THW-Logo
30./31.08.2011 - Letzte Aktualisierung: 31.08.2011 Super Cup

Der erste Titel: THW Kiel gewinnt den Super Cup gegen den HSV Hamburg

Supercup: 30.08.2011, Di., 20.15: HSV Hamburg - THW Kiel: 23:24 (14:15)
Update #2 KN-Bericht, Spielbericht, Stimmen und Fotos ergänzt ...

Der Pokal ist unser: Der THW Kiel ist Super-Cup-Sieger 2011.
Klicken Sie zum Vergrößern! Der Pokal ist unser: Der THW Kiel ist Super-Cup-Sieger 2011.
Der THW Kiel hat mit dem Super Cup den ersten Titel der Saison gewonnen. In einem keinesfalls hochklassigen und von vielen Fehlern auf beiden Seiten geprägten Spiel gewann der deutsche Pokalsieger gegen den Meister HSV Hamburg knapp mit 24:23 (15:14). Dabei machten es die Kieler nach starkem Start und einer Fünf-Tore-Führung durch Unkonzentriertheiten unnötig spannend. In der zweiten Hälfte holten sie dann einen Zwei-Tore-Rückstand auf. Aron Palmarsson gelang viereinhalb (!) Minuten vor dem Ende der entscheidende Treffer - aber es blieb bis zur letzten Sekunde dramatisch. Ein Fehlpass von Pascal Hens bedeutete dann endgültig den Kieler Sieg.
Bester Werfer des Super-Cup-Spiels war Kim Andersson, der acht seiner neun Tore in der ersten Halbzeit erzielte und zum besten Spieler des Super Cups 2011 gewählt wurde. In der teaminternen Statistik verwies der Schwede damit Momir Ilic auf Platz zwei. Der Serbe netzte 8/4 Mal ein. In den entscheidenden Phasen stark präsentierte sich auch Thierry Omeyer, der nach einer Zwei-Minuten-Strafe wegen Reklamierens in der Schlussviertelstunde wichtige Paraden zeigte.

Die Kieler sicherten sich mit dem Triumph vor 8.681 Zuschauern in der Münchener Olympiahalle ihren sechsten Super-Cup-Titel und bauten ihren Rekordsieger-Status auch in diesem Wettbewerb aus.

Furioser Start der Zebras
Die Münchener Olympiahalle bot einen würdigen Rahmen für das HBL-Event.
Klicken Sie zum Vergrößern!
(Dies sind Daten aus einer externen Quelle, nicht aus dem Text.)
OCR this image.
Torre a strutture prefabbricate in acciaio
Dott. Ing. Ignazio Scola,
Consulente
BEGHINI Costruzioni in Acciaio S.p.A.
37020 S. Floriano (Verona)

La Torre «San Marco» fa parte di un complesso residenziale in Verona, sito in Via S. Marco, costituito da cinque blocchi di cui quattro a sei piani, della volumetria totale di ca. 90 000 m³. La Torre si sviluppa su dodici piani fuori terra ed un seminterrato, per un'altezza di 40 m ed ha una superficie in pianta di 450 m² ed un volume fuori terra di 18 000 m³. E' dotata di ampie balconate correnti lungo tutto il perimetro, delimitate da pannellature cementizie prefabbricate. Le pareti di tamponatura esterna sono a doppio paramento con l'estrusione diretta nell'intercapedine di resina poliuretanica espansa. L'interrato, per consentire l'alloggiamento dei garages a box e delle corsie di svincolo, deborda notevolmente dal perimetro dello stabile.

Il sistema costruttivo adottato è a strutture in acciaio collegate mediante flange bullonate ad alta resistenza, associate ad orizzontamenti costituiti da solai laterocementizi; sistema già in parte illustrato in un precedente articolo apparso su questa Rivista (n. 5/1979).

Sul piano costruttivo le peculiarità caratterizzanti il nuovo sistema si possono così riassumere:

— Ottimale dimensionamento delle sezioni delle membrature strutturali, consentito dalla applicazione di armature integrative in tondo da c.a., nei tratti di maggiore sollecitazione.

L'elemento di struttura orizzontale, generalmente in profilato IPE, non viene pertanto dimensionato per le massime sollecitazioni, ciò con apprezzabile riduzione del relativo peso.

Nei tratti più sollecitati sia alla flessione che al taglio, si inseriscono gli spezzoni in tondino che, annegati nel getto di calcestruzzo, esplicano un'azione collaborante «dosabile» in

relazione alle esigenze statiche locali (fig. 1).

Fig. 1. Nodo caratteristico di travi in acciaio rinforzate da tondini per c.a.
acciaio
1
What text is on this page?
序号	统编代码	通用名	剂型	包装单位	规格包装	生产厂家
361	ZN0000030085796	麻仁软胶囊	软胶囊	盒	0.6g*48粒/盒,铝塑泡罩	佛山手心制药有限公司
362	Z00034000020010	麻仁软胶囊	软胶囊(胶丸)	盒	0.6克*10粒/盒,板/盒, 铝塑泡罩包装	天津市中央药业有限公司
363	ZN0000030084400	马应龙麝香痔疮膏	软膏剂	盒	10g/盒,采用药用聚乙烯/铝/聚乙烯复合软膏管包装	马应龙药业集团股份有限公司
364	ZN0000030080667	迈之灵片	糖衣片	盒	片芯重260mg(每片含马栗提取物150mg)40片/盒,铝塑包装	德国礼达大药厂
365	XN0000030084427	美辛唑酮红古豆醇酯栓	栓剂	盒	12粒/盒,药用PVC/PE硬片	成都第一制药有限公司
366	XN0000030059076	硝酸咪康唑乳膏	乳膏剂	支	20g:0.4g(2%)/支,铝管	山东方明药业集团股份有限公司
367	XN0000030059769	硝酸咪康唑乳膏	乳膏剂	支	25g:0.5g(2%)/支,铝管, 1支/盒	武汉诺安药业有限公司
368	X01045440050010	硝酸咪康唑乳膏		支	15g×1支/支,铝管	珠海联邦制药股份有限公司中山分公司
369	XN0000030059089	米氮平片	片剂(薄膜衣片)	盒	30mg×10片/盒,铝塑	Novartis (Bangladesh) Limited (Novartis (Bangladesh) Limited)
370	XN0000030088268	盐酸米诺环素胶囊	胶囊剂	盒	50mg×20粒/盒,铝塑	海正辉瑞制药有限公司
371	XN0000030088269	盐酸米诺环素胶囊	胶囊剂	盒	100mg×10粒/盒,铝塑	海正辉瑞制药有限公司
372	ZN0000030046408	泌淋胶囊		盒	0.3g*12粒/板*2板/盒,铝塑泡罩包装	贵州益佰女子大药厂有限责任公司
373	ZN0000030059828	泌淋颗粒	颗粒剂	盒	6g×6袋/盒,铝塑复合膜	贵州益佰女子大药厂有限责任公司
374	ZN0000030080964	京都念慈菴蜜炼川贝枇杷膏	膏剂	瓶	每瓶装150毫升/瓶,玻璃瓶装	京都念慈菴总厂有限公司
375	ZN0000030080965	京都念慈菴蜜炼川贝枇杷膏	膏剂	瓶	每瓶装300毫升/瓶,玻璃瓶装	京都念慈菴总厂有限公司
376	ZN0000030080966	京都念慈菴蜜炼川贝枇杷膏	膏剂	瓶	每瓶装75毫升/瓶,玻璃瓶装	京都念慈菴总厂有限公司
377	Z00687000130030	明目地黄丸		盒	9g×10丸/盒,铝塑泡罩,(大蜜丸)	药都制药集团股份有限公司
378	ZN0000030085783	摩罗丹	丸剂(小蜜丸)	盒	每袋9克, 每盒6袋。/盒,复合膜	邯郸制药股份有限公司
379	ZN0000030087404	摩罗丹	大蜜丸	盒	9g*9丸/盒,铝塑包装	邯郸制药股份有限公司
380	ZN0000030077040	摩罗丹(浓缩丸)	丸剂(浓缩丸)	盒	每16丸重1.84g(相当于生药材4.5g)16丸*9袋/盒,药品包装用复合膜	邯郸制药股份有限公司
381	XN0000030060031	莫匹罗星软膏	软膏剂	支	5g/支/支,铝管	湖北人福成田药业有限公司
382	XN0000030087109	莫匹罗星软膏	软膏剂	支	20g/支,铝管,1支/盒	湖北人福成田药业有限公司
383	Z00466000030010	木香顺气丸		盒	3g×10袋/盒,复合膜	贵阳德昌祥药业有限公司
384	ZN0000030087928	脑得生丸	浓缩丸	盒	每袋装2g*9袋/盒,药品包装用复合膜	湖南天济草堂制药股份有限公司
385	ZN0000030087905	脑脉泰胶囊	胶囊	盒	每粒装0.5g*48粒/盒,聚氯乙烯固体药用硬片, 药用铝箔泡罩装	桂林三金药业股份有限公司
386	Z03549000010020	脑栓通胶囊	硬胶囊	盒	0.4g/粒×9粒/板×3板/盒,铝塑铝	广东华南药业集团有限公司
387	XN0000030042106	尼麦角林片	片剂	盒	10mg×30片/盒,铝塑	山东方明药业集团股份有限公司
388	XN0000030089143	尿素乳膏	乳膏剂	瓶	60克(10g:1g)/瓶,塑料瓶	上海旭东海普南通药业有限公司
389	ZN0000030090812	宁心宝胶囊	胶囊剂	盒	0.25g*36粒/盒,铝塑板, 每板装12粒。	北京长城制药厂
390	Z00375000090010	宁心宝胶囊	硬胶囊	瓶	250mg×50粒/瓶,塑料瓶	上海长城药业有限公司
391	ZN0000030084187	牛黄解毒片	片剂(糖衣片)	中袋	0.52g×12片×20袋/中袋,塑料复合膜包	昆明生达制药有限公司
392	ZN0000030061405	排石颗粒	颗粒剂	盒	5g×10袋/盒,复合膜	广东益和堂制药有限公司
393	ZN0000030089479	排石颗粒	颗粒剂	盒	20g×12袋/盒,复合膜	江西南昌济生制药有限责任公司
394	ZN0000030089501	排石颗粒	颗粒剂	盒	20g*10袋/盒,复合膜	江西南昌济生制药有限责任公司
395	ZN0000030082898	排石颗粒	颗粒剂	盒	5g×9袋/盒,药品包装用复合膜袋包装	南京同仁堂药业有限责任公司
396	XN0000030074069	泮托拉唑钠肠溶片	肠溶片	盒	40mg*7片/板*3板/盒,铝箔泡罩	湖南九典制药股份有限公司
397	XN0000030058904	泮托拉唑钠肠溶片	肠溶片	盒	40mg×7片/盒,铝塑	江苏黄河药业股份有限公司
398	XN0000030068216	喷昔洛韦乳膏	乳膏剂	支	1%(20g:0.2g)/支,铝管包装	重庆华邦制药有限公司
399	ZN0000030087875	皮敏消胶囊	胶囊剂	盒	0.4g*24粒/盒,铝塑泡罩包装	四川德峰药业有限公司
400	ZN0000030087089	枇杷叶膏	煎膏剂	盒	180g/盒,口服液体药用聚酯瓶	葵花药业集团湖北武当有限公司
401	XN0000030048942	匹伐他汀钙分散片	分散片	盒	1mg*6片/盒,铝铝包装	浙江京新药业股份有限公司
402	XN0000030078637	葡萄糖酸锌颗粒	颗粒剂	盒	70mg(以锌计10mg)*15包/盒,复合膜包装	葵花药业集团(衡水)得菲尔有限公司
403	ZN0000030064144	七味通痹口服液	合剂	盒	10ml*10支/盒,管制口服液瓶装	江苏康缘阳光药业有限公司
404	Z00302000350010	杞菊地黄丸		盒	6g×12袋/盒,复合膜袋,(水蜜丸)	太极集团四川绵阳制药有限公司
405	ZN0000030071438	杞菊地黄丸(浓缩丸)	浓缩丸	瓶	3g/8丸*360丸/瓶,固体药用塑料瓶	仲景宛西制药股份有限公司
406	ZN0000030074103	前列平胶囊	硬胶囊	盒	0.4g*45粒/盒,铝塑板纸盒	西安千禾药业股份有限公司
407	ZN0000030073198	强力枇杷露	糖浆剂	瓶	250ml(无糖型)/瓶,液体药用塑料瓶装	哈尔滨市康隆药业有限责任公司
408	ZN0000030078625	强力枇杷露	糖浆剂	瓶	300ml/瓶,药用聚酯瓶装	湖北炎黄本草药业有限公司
Die Münchener Olympiahalle bot einen würdigen Rahmen für das HBL-Event.
Der THW startete nach einer nervösen Anfangsphase furios in dieses vierte Super-Cup-Spiel gegen den HSV in Folge. Omeyer war von Beginn an in der Partie, hielt gleich wichtige Bälle gegen die ohne Michael Kraus, Marcin Lijewski und Oscar Carlen angetretenen Hamburger. Im Angriff machte vor allem Kim Andersson mit Dan Beutler im HSV-Kasten, was er wollte. Bis zur 14. Minute erzielte Andersson alle Feldtore des THW, dann schnappte sich Sprenger einen Hens-Pass und vollendete zum 8:4. Da hatte Omeyer neben weiteren Glanztaten schon einen Siebenmeter von Lindberg gehalten, Ilic per Siebenmeter zum 3:0 und 4:1 (7.) getroffen, und Andersson aus allen Lagen, aus allen Entfernungen und von allen Positionen - wie beim 6:2 nach einer Eins-gegen-Eins-Situation aus dem linken Rückraum - eingenetzt. Beim HSV hielt zunächst nur Pascal Hens dagegen, dem die Kieler Defensive zu viele Freiheiten ließ. Nach Voris Anschlusstreffer zum 5:8 schraubte Ilic mit einem Siebenmeter-Doppelpack die Führung auf 10:5 (17.).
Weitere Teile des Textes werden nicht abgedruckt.